News Release

Newton Research Collaboration award -- University of Huddersfield

State-of-the-art software development will more accurately predict the energy usage of a new building

Grant and Award Announcement

University of Huddersfield

Song Wu, University of Huddersfield

image: Professor Song Wu is going to develop new software that will more accurately predict the energy usage of a new building enabling better designs. view more 

Credit: University of Huddersfield

WHEN new buildings come into use they can consume up to twice as much energy as their designers expected. Now a University of Huddersfield professor is carrying out research that aims to reduce this "performance gap" and he has the backing of one of the world's leading engineering organisations.

Song Wu is Professor of Surveying and IT at the University's School of Art, Design and Architecture. One of his areas of expertise is computer modelling and simulation of the built environment. This equips him to meet the challenge of developing a Dynamic Behaviour Model (DBM) that will use realistic data in order to make a much more accurate prediction of the energy usage of non-domestic buildings.

DBM will take into account a range of factors, such as occupancy level, the behaviour of the building's occupants, equipment use and the nature of the business.

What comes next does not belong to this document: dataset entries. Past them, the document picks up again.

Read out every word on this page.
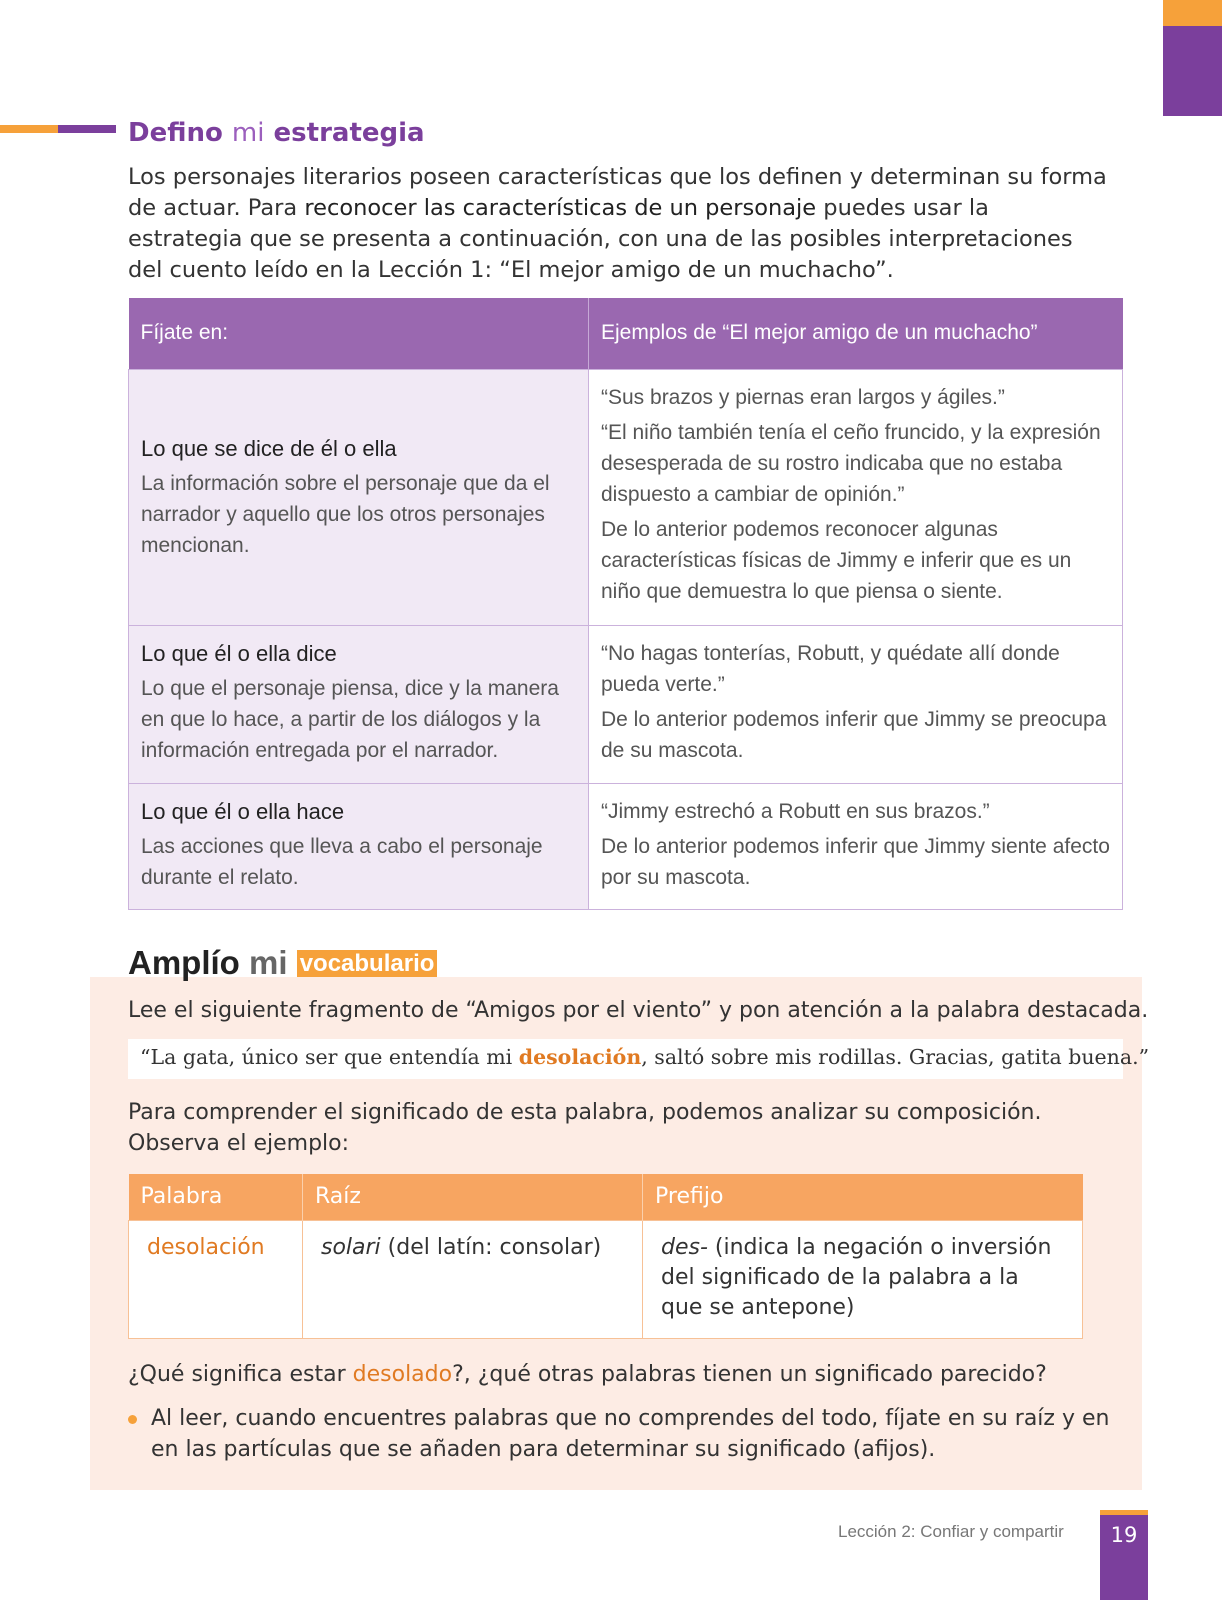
Defino mi estrategia

Los personajes literarios poseen características que los definen y determinan su forma de actuar. Para reconocer las características de un personaje puedes usar la estrategia que se presenta a continuación, con una de las posibles interpretaciones del cuento leído en la Lección 1: “El mejor amigo de un muchacho”.

Fíjate en:	Ejemplos de “El mejor amigo de un muchacho”

Lo que se dice de él o ella
La información sobre el personaje que da el narrador y aquello que los otros personajes mencionan.	“Sus brazos y piernas eran largos y ágiles.”
“El niño también tenía el ceño fruncido, y la expresión desesperada de su rostro indicaba que no estaba dispuesto a cambiar de opinión.”
De lo anterior podemos reconocer algunas características físicas de Jimmy e inferir que es un niño que demuestra lo que piensa o siente.

Lo que él o ella dice
Lo que el personaje piensa, dice y la manera en que lo hace, a partir de los diálogos y la información entregada por el narrador.	“No hagas tonterías, Robutt, y quédate allí donde pueda verte.”
De lo anterior podemos inferir que Jimmy se preocupa de su mascota.

Lo que él o ella hace
Las acciones que lleva a cabo el personaje durante el relato.	“Jimmy estrechó a Robutt en sus brazos.”
De lo anterior podemos inferir que Jimmy siente afecto por su mascota.
Amplío mi vocabulario

Lee el siguiente fragmento de “Amigos por el viento” y pon atención a la palabra destacada.

“La gata, único ser que entendía mi desolación, saltó sobre mis rodillas. Gracias, gatita buena.”

Para comprender el significado de esta palabra, podemos analizar su composición. Observa el ejemplo:

Palabra	Raíz	Prefijo
desolación	solari (del latín: consolar)	des- (indica la negación o inversión del significado de la palabra a la que se antepone)

¿Qué significa estar desolado?, ¿qué otras palabras tienen un significado parecido?

Al leer, cuando encuentres palabras que no comprendes del todo, fíjate en su raíz y en en las partículas que se añaden para determinar su significado (afijos).

Lección 2: Confiar y compartir	19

Professor Wu has now been granted a Newton Research Collaboration Award by the Royal Academy of Engineering. He will work closely with the Huazhong University of Science and Technology (HUST) in China, where a proliferation of new building means that suitable case studies are easier to identify.

Actual usage

A new exhibition centre in Wuhan, China, is to be the focus of the first phase of research. HUST researchers will gather observational data and Professor Wu will use it to create a computer model. The ultimate goal is to produce a tool that architects or engineers can use in order to arrive at a much more realistic prediction of the energy consumption of their buildings and therefore design them to be much more efficient.

"When you design a building you do a prediction of what potential energy consumption will be," said Professor Wu. "But when you compare that with the actual usage, the gap can be between 50 to 100 per cent."

This performance gap arises because architects or engineers might not have a full understanding of how the building is going to be used, he continued. They have to make a great many assumptions based on benchmark data in order to arrive at an energy analysis. But when occupants of the building behave differently, and other factors come into play, the predicted level of energy use is often highly inaccurate.

"What we are now trying to do with DBM is to develop a platform, or technology, that can simulate the usage of a building dynamically.

"If you have an understanding of how a building is potentially going to be used, then you can put into the simulation platforms and you run it to generate data, which is based on occupancy, and this can become input for an accurate energy analysis tool," said Professor Wu.

The Newton Research Collaboration with HUST lasts for just a few months, but the aim is that it will lead to scientific publications and provide proof of concept. Further funding would then be sought to take DBM to the next stage.

In addition to providing data about energy, the model - based on actual usage and occupancy of a building - could also have other applications, such as security and acoustics.